After the earthquake, Kon oversaw various studies on housing and fashion, where he saw the youth equipped with “disposable income” dressing more and more like Westerners. As such, Kon’s research thus contributed to the recognition of Ginza as a key area for the establishment of culture –– one that has persisted in influencing fashion trends even up until today. 

Recession-era Harajuku

Image Credit: Racked

Since 1949, Harajuku has been a place that is unique from any other Tokyo neighborhood and district. After Harajuku was reconstructed following the war to serve as an American Army base for troops and their families, Japanese citizens were not permitted to even step foot into the district. 

However, thanks to its foreign residents and imports, affordable rent, and the car-free Sundays that started on one of its main roads in 1977, Harajuku gained a reputation as a hub of counterculture and rebellion that supported youth-led subcultures, artists, and fashion designers including Rei Kawakubo and Yohji Yamamoto.

The area would then become a Tokyo street fashion haven, a place that allowed young people to experiment with different dress trends and reinvent themselves in the region during their formative or developmental years. Some would even go so far as changing their attire to something more fitting for the neighborhood before stepping off Harajuku train station.

Shoichi Aoki: Aoki-machi

Image Credit: TOKION

In the mid‐1990s, Japanese photographer Shoichi Aoki spotted a new self-styling craze among young people in Harajuku and started photographing these individuals clad in this new way of dressing. He then started publishing these pictures in a monthly magazine called “Fruits,” which was launched in the aftermath of the 1980s boom economy, often referred to as the “lost decade” by economists. This was a moment in time when young Japanese people felt hopeless and uncertain about the future, leading them to distrust established institutions and look for alternate forms of consumption.
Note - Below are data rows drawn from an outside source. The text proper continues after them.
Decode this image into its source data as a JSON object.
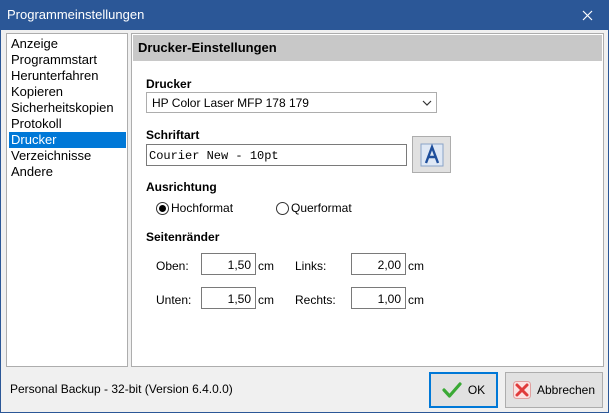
{
  "window": {
    "title": "Programmeinstellungen"
  },
  "nav": {
    "items": [
      {
        "label": "Anzeige",
        "selected": false
      },
      {
        "label": "Programmstart",
        "selected": false
      },
      {
        "label": "Herunterfahren",
        "selected": false
      },
      {
        "label": "Kopieren",
        "selected": false
      },
      {
        "label": "Sicherheitskopien",
        "selected": false
      },
      {
        "label": "Protokoll",
        "selected": false
      },
      {
        "label": "Drucker",
        "selected": true
      },
      {
        "label": "Verzeichnisse",
        "selected": false
      },
      {
        "label": "Andere",
        "selected": false
      }
    ]
  },
  "panel": {
    "header": "Drucker-Einstellungen",
    "printer": {
      "label": "Drucker",
      "value": "HP Color Laser MFP 178 179"
    },
    "font": {
      "label": "Schriftart",
      "value": "Courier New - 10pt"
    },
    "orientation": {
      "label": "Ausrichtung",
      "portrait": "Hochformat",
      "landscape": "Querformat",
      "selected": "Hochformat"
    },
    "margins": {
      "label": "Seitenränder",
      "top_label": "Oben:",
      "top_value": "1,50",
      "bottom_label": "Unten:",
      "bottom_value": "1,50",
      "left_label": "Links:",
      "left_value": "2,00",
      "right_label": "Rechts:",
      "right_value": "1,00",
      "unit": "cm"
    }
  },
  "status_text": "Personal Backup - 32-bit (Version 6.4.0.0)",
  "buttons": {
    "ok": "OK",
    "cancel": "Abbrechen"
  },
  "colors": {
    "titlebar": "#2b5797",
    "selection": "#0078d7",
    "ok_check": "#3aa935",
    "cancel_x": "#e03b3b"
  }
}
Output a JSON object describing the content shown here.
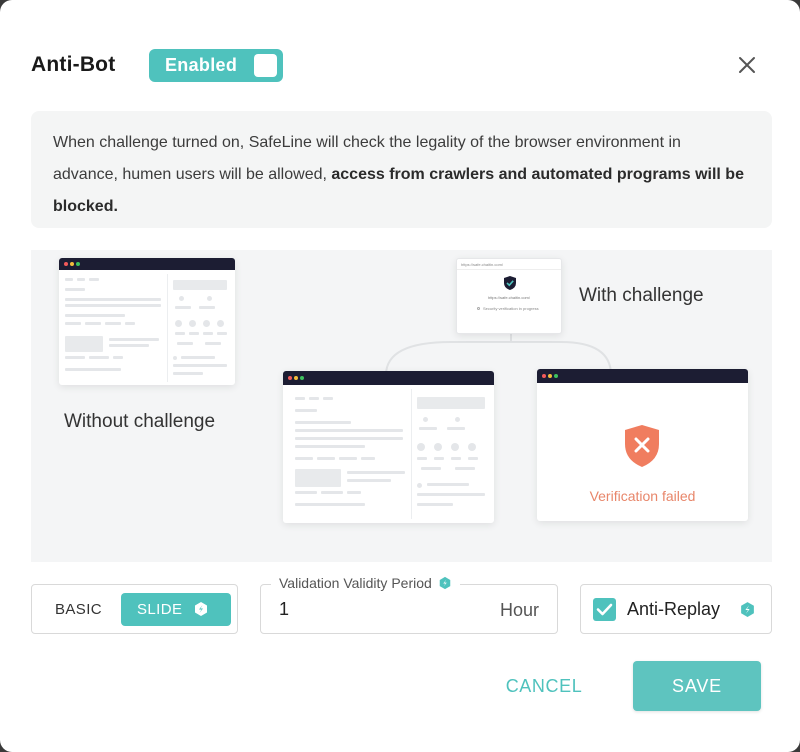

Aoki participated in the emergence of this new style of self-styling by actively categorizing the people he saw on the street by choosing some of them to appear in his magazine. His writings served as a means of legitimizing the new kind of self-expression that was emerging in Harajuku. Aspiring subjects would then engage in a practice known as “Aoki-machi,” in which they would imitate the clothing style featured in Fruits and wait for Aoki in places where he frequented.

Japan’s artistic and creative cultures then grew as a result of the adjustments made following the consumption-driven postmodern culture of the 70s and 80s. This led to closer ties between local fashion item consumers and producers, which aided in the emergence of distinctive location-specific dress culture.

The Kon and Aoki Influence

Image Credit: Alo Japan

Both Kon and Aoki have played significant roles as Tokyo street fashion documentarians whose memorialisations of recession-era Harajuku and post-quake Ginza have shaped both the collective memory of Tokyo and consequently, the identity of the whole country.

Witnesses to societal changes and shifts and stimulated by intuition, these street fashion documentarians went on to produce some of the most significant photos of Tokyo’s dress culture and fashion. The images they captured and created during the most crucial and pivotal points in Ginza and Harajuku serve as documentation of an alternative location and an accurate, personal account of a particular period of time. Back then, a common Japanese consumer might have easily gained access to these areas by purchasing the periodicals in which they were published. The spread of these writings and pictures would then give the people legitimacy and forge an impact on the development of the new culture being photographed.

Despite the differences between modern‐day Ginza and Harajuku from how they were when Kon and Aoki first examined them, the identity and reputation of both districts have served as a place and center where cultural influence remains and continues to blossom through time.